I don't necessarily believe that just throwing money at medical research will make cures come any faster... If any of you work in IT, you know that it often happens that the more money a project has in the budget, the more screwed up the project gets.
I'm not saying that increasing medical research spending is a bad thing! Far from it! But it won't magically make cures appear either. A moderate increase would be nice, however, to help attract the best researchers to the most important causes.
Consider how the world works
There is what we would like to happen
There is what can happen
There is what will happen
I would like to have a more vital space program, but one that puts a person on a planet then hauls them back without the capability to create long term facility makes no sense to me. An extended stay ought to be a real option.
I would like to have seen the money spent attacking iraq to be divided up for research. A great deal for non-fossil fuel research, space research, physics, etc. however it is more valuable to the American public to harm than to learn. So be it.
So, since we are not (in the real world) going to spend a half trillion (or whatever) to do this, what can be done? First, not try to cross the Pacific Ocean in a canoe. We need to have advanced propulsion systems in place, and a way to deliver them to orbit for lauch. You can believe that the general public is not going to allow an earth based nuclear rocket to launch. So, we get a hundred old Saturn V's to do this? Try sending that bill to Congress. Now, if the Space Elevator were to be feasable (and it is looking better all the time) you can get ten thousand Sat V's worth of payload into orbit in short order, and for practically nothing outside of the cost of construction and maintance.
Once you have the ability to move men and machine into space, and back again, it is nothing to send a crew of workers up with modular components and assemble them. With that capability, you could construct an enormous nuclear powered ship in the more traditional sense. A vessel like that in SF, not some disposable tin can. You could send a continuous supply of resources to Mars. They could take low power orbits, and be low tech. Just shoot a lot of stuff in a tin can with attitude adjusters and a heat shield. Unmanned, who cares is water/food hits the ground hard as long as the container doesnt rupture. I am sure there are a whole host of alternative ideas that would be more efficient, but this is what COULD happen. So let's do it!!! Well, no, lets not. Why? Because the stuff does not exist. It has to be researched, then developed, then constructed. This takes two things. Time and money. If researchers are not attracted to this kind of project, it is because they wont have enough of both to bother with. The American people, like all others are impatient on the whole. They want Star Wars now, and they want it free, or at least cheap. They aren't going to get it.

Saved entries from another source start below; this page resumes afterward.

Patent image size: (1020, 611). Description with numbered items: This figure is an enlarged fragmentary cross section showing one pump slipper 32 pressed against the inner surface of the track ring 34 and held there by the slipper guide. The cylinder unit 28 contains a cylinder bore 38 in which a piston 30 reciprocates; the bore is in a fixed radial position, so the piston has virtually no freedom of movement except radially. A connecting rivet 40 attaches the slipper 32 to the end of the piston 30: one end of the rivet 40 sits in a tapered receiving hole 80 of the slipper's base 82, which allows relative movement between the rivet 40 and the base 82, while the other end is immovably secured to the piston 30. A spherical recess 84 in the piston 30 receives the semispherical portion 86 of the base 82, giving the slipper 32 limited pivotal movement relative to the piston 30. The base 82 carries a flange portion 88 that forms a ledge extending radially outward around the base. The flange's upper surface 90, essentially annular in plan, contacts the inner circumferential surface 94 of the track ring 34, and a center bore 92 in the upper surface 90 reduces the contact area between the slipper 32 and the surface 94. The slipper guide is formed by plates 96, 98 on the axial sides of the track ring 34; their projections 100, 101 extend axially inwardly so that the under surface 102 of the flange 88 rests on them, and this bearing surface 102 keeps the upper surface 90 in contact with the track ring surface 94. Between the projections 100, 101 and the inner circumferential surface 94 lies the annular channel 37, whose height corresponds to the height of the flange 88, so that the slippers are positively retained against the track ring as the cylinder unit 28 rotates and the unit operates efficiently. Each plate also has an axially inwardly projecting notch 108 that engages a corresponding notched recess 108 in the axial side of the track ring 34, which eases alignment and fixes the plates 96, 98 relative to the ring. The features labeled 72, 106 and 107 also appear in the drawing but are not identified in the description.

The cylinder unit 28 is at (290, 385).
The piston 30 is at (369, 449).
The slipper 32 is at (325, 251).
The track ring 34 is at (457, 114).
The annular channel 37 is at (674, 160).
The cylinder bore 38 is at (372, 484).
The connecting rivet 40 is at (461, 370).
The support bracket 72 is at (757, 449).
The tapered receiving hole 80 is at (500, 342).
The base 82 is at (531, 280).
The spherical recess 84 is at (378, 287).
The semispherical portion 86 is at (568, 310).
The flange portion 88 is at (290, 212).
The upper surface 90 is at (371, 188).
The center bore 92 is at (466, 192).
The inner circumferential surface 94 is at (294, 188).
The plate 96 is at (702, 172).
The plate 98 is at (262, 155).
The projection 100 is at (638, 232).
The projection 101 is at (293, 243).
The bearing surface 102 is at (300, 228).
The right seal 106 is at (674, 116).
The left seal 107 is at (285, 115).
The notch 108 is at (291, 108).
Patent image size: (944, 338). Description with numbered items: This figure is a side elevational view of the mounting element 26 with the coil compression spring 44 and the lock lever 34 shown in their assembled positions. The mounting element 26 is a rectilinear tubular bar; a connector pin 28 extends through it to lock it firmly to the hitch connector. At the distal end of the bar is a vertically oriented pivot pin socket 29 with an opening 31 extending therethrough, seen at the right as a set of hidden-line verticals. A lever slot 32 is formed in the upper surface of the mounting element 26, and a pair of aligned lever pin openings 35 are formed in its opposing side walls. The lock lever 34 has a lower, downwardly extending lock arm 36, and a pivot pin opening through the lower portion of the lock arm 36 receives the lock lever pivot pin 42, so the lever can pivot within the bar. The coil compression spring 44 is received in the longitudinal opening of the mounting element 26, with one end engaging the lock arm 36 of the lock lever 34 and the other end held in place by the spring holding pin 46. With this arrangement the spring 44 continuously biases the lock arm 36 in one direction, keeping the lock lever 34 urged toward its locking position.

Which brings us to what WILL happen.
I think Presidents and other leaders will push occasionally, mostly for political self gratification. A trifling sum will be procured, General Dynamics or Boeing or some company will look at it as a cash cow. We will have little innovation, because business cares not about progress, but about the annual stockholder meetings, and THEY care only if their shares are doing well this quarter. The public will rebel, the funding decreased. Then others will get on to the pols. to increase funding and the whole cycle continue. In the meantime, the general pool of knowlege will increase, and eventually the technology required to do this will come about anyway, but in an inefficient way and much delayed.
I think the smarter approach is a long term COMMITMENT. That will only be tolerated if it is not too costly, and not too visible. It makes too good a target for those with an agenda otherwise. This way we could have a substantial and permanent program in 50 years, not 150.